Gene therapy have become an exciting avenue for current and continued research in advancing treatments for LHON. Exogenous DNA can be inserted into the nuclear DNA through adenovirus-associated virus (AAV) type 2. Given the defect in LHON is within the mitochondrial genome, allotopic rescue have been employed, whereby genetic material is incorporated into the nuclear genome which encodes proteins which are subsequently targeted to translocate to the mitochondria (11). Preliminary results have been demonstrated in a mouse model injected with an AAV vector containing ND4 (the protein that was affected by the LHON 11778 mutation) and was successful in with preserving vision, maintain ATP synthesis, and rescue RGCs from cellular apoptosis (41). Apart from ND4 viral vectors, the NDI1, a yeast nuclear gene which encodes a complex I equivalent, can be delivered directly as demonstrated by a study by Marella et al. (42). The authors delivered NDI1 gene into the optical layer of the superior colliculus in a rotenone induced rat model of LHON and demonstrated that treatment of the animals with the NDI1 gene led to a complete restoration of the vision to the normal level compared to GFP controls.
Additional, gene therapy holds promising potentials and has been a part of a Phase 1 and 2 dose-escalation trials of GS010, an intravitreal gene therapy for LHON (43).

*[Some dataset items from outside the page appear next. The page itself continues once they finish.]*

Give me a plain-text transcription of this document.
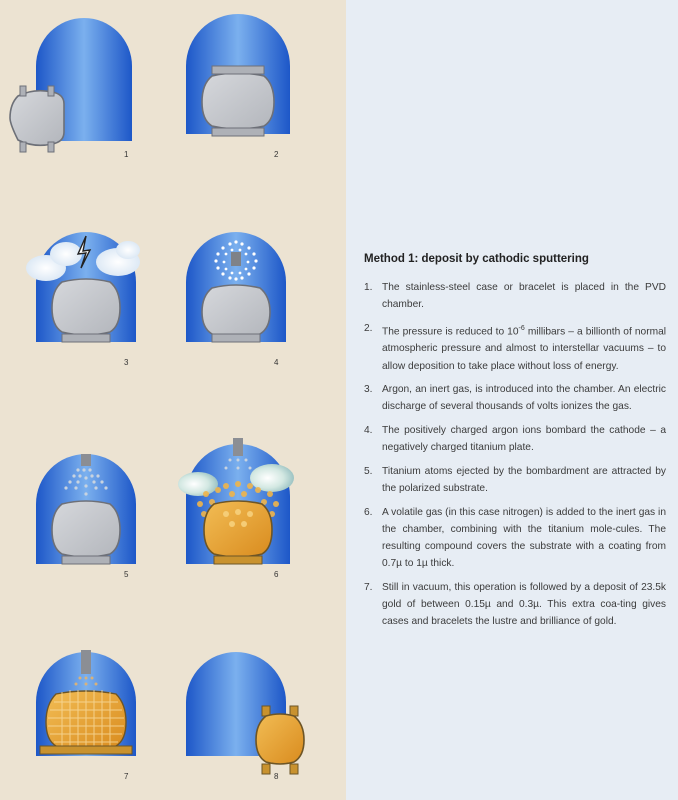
1	2
3	4
5	6
7	8

Method 1: deposit by cathodic sputtering

1. The stainless-steel case or bracelet is placed in the PVD chamber.
2. The pressure is reduced to $10^{-6}$ millibars – a billionth of normal atmospheric pressure and almost to interstellar vacuums – to allow deposition to take place without loss of energy.
3. Argon, an inert gas, is introduced into the chamber. An electric discharge of several thousands of volts ionizes the gas.
4. The positively charged argon ions bombard the cathode – a negatively charged titanium plate.
5. Titanium atoms ejected by the bombardment are attracted by the polarized substrate.
6. A volatile gas (in this case nitrogen) is added to the inert gas in the chamber, combining with the titanium mole-cules. The resulting compound covers the substrate with a coating from 0.7µ to 1µ thick.
7. Still in vacuum, this operation is followed by a deposit of 23.5k gold of between 0.15µ and 0.3µ. This extra coa-ting gives cases and bracelets the lustre and brilliance of gold.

The early phase recruited 14 patients with the ND4 mutation who received a one-time dose of GS010 in their worse eye. Follow-up at 96 weeks revealed that the eyes that were treated with AAV improved by an average of 21 ETDRS letters from their initial baseline. The treatment was also found to be most effective in 5 patients who had experienced vision loss within 2 years of before enrollment. Though these findings are promising, continued follow-up is required to assess the long-term outcome of these patients.
In many inherited diseases, with LHON being no exception, the role of genetic counselling is vital for patients to be informed of the risk of disease and chance of development in their children and relatives. Up to 85% of individuals with LHON are homoplasmic, that is all the mitochondria express the pathogenic DNA mutation. Due to the maternal inheritance, men who are carriers of the mitochondrial mutation cannot pass it on to their offspring while all children of a female carrier will harbour the mutation. Nevertheless, LHON demonstrate incomplete penetrance with approximately 50% of male and 10% of female carriers converting to affecteds. However, the difficulty in genetic counselling lies in the fact that genetic testing cannot predict the severity or rate of progression of disease carriers. LHON is a disease that can have significant visual consequences and quality of life, as such a referral to a low vision specialist is warranted to educate on techniques on improving reading and mobility. Lastly, given its multifactorial nature of the disease, it would be beneficial to also counsel on risk factors for disease conversion including tobacco and alcohol use.
Leber’s hereditary optic neuropathy (LHON) is a well-studied mitochondrial disease that results in bilateral central vision loss and is a result of one of 3 pathogenic mutations (G11778A, G3460A, and T14484C). Currently there is no proven treatment. However, given our further understanding of the disease mechanism and ongoing research and trials conducted in idebenone, EPI743 and gene therapy, there remains hope for emerging solutions for this devastating disease.